Dr. O, do we have a comment feed? or a post+comment feed?


Posted by: enoch choi
on March 4, 2005 08:37 PM GMT

This is nothing new. A company called Orawave was into the tuned musical toothbrush market first with a superior product called the Tuned Musical 2-Minute Twin Spin toothbrush. Unlike the Hasbro brush --- Orawave’s has a replaceable head, comes in 4 cool designs, plays 8 DIFFERENT tunes so you get a different tune each time you brush, has a 2 minute timer, twin heads and plays music only AFTER the person has brushed for the full 2 minutes - a reward.
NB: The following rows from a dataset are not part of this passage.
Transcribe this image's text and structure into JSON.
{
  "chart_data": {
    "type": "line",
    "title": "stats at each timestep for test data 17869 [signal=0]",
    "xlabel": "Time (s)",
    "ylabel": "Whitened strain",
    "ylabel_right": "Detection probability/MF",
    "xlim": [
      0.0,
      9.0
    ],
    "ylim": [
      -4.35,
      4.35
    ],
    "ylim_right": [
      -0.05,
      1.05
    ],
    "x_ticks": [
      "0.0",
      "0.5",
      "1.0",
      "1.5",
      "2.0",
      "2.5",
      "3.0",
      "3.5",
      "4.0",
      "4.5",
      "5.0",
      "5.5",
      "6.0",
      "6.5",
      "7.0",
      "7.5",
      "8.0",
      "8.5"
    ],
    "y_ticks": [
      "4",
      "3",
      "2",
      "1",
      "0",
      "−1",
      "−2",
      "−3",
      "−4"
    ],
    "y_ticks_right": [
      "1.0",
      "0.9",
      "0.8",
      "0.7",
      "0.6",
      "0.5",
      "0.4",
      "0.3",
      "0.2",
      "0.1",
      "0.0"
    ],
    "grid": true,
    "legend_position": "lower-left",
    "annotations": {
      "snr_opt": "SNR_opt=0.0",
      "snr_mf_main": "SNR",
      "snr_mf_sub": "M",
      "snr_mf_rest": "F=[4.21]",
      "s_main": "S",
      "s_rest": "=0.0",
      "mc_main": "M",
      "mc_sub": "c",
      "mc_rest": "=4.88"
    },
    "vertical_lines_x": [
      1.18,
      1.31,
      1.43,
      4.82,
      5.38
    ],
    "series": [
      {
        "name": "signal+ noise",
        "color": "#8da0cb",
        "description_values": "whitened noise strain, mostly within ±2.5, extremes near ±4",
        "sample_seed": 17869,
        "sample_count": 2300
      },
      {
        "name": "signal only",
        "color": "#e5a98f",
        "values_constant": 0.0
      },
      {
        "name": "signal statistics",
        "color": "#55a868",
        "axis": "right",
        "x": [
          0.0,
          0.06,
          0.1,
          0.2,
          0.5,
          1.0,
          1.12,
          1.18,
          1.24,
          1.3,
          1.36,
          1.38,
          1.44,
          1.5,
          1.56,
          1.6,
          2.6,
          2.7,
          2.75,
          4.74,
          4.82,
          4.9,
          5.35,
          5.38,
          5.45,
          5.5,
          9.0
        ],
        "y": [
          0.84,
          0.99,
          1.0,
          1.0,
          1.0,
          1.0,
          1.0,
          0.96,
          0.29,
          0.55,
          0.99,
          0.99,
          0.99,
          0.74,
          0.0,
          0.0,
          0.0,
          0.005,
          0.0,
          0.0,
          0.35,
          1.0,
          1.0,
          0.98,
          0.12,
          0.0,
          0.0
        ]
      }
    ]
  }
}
And it sells for less than $7. Dentists recommend you change your brush heads every 3 months and since Hasbro's brush heads cannot be replaced, you will need to shell out $10, 4 times a year! 4 replacement heads for the Orawave only cost about $8 TOTAL.


Posted by: Mary Batson
on June 4, 2005 10:57 PM GMT

OraWave LLC is also the company that gives 10% to the Susan G. Komen Breast Cancer Foundation up to $125,000 for each Pink Ribbon 2-Minute Twin Spin toothbrush. (Wal-Mart, Rite Aid, Longs, Kroger, other stores.) The toothbrush has a 2-minute timer, two full size spinning heads, and right now they are giving away a free pink ribbon lapel pin inside the tube. Great battery operated toothbrush!